Até chegar à etapa seguinte, a Vereda da Tranquada, ainda pertencente à Ribeira da Janela, são notórios os indícios da presença humana não só pelas casas, mas também pelo lavadouro público onde antigamente a roupa era lavada.

O aroma a eucalipto, a presença de tis e barbuzano enchem o ar e o olhar. O ambiente sereno e o ar puro que pairam à medida que o percurso é feito convidam a prestar atenção à fauna e flora ali existentes. Exemplo disso mesmo é a existência de um viveiro de madre-louro, um fungo que vive como parasita do Loureiro e que é utilizado na medicina popular madeirense.

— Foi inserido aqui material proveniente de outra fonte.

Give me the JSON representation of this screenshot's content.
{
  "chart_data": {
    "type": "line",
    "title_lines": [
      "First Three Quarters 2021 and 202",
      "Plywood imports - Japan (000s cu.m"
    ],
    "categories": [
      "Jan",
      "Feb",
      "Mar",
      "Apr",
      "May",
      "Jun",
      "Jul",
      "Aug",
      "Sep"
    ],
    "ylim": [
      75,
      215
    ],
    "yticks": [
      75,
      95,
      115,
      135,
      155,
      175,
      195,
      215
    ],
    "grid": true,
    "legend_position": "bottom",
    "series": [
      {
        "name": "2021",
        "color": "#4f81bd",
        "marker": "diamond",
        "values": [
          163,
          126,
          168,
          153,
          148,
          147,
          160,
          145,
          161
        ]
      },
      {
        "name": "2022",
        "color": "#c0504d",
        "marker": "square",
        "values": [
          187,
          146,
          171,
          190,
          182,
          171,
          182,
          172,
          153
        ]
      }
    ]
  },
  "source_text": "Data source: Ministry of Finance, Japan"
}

Com o espírito reforçado pela travessia daquela floresta mágica, continua o plano de descer até à Ribeira da Janela que ganhou o seu nome pelo ilhéu em frente à foz, cujo curso de água é o mais extenso e abundante da Madeira. As casas rodeadas pelos campos agrícolas, as paredes em pedra e a passada animal designada por “passo do boi” são o ecoar de outros tempos.

Um dos projetos da Associação do Caminho Real foi a criação de selos que podem ser acrescentados a uma caderneta, que custa dois euros e cuja receita serve para ajudar a associação, à medida que os diferentes trajetos são percorridos. Nas Achadas da Cruz, a freguesia que faz a transição entre as costas sul e norte da Madeira, o Sr. António é o guardião do selo na Mercearia Bar Central.

Por toda a ilha é assim: Parques dos caminhos reais confundem-se com percursos atuais e locais onde vivem pessoas, e partes de floresta quase intocada e vistas inesquecíveis. Entre escadas íngremes, curvas sinuosas, e um silêncio quase absoluto é isto o Caminho Real: Percorrer a Madeira no que a ilha tem de mais genuíno.